When It Comes to Transparency, Obama's Channelling His Inner Nixon
Cross-posted from Balkinization.
The Boston Globe reported that the president withheld a widely sought white paper “fearing it would only intensify congressional criticism, government sources say.”*
This story appeared on April 4, 1973, and it referred to a white paper laying out the legal basis for President Richard Nixon’s decision to bomb Cambodia after U.S. troops were removed from Vietnam. Barack Obama obviously isn’t Richard Nixon, but his reluctance to disclose the legal basis for targeted killings attempts to do something that Nixon also attempted: to cloak decisions about war in government secrecy, undermining political checks on the use of military force.
Nixon’s white paper was written by the State Department’s deputy legal advisor after questions were raised about the legal authority for bombing Cambodia. It was described as contending that military action in Cambodia was “simply part of the ending of the general Indochina war. “Therefore, it argues, Mr. Nixon has the constitutional right as commander-in-chief of the armed forces to continue the bombing.” Although there was disagreement about the rationale in the State Department, Secretary of State William P. Rogers was said to have approved the white paper, and sent it to the White House, where it remained, apparently in the hope that the controversy over Cambodia would go away.
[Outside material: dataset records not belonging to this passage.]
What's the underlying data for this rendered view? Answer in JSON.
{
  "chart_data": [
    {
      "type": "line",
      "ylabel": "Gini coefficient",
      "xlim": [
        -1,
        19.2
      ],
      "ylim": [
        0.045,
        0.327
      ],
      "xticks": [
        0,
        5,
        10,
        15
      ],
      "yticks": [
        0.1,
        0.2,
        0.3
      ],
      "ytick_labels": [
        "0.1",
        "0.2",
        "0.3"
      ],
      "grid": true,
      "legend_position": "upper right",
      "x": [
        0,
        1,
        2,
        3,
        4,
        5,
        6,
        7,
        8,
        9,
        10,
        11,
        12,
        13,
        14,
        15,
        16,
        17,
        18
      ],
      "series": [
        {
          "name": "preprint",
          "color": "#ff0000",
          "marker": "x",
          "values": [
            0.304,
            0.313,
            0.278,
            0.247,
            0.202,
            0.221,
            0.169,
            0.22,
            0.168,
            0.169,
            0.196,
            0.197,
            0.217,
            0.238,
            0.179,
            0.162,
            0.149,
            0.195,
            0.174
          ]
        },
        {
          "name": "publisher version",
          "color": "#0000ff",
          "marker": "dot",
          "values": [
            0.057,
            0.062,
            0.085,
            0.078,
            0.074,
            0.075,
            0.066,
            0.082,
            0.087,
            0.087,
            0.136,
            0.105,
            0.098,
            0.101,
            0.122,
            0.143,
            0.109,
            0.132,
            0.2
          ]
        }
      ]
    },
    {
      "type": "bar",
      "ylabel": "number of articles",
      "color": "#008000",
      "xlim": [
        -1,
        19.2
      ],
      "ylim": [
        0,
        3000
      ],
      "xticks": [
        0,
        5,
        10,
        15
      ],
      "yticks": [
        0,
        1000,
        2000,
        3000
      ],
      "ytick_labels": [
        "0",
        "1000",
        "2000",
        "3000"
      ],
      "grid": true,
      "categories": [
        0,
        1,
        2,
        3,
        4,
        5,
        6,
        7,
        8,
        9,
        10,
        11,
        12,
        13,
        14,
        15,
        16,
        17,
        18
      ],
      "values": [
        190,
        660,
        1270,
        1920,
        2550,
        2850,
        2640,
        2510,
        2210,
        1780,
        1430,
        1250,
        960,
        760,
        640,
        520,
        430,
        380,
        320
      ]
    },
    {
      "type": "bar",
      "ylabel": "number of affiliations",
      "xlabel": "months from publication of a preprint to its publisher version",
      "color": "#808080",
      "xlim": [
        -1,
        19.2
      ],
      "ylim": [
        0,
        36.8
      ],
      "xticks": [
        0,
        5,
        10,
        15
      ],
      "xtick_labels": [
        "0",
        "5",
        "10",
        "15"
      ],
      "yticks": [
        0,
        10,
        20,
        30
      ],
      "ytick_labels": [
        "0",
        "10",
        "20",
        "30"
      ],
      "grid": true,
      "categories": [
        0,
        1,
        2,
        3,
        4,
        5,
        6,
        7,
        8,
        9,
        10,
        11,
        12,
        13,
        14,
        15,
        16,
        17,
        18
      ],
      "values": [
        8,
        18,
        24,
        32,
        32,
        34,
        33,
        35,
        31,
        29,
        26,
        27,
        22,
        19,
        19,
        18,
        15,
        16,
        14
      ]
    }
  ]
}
But as the controversy continued, “delay in disclosure now is based on White House realization of the inherent weaknesses in trying to build a constitutional case for the bombing.” The administration had tested the waters, informally discussing the draft with a few members of the Senate, but “they tore the arguments apart and told the Administration people the draft would not help in offsetting any moves to prohibit legislatively continued US military acts in Cambodia.”
Whatever happened to Nixon’s Cambodia white paper is unclear from the sources I’ve seen so far, but it was not publically released in 1973.
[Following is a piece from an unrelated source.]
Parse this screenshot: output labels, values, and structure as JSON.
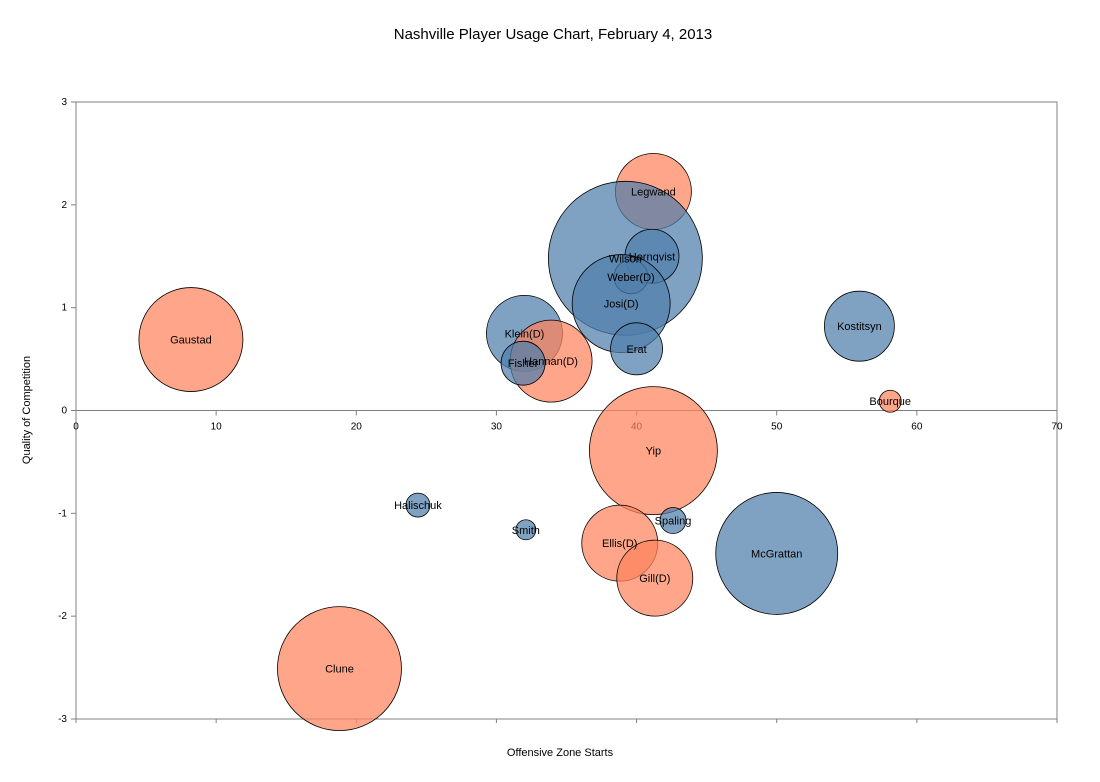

Presidents use secrecy for many reasons, some legitimate, and some illegitimate. In this case, Nixon’s State Department crafted a legal rationale, but then found that its release would only fuel congressional criticism, heightening interest in limiting Nixon’s power to use military force. Deep-sixing the legal argument was part of an effort to insulate decisions about the use of force from political reaction and political restraint.
Nixon, of course, had many other problems by 1973. He would resign from office the next year amidst the Watergate scandal and impeachment. An impeachment charge proposed but not passed related to Nixon and Cambodia, particularly his effort to keep the 1969-70 bombing of Cambodia from Congress and the American people.
There is a long, if sometimes less sordid, history of secrecy for this sort of reason: to keep Congress and the American people from undermining the president’s autonomy. If President Obama is not, in this sense, Nixonian, the best way to show it would be to make public the OLC memos detailing the legal rationale for targeted killing.
*The article quoted is: Associated Press, “U.S. reportedly withholds bombing-rationale report,” Boston Globe, April 4, 1973, p. 12. Thanks to Mary Beth Chappell of the Emory University Law Library for assisting with my research on Nixon and Cambodia.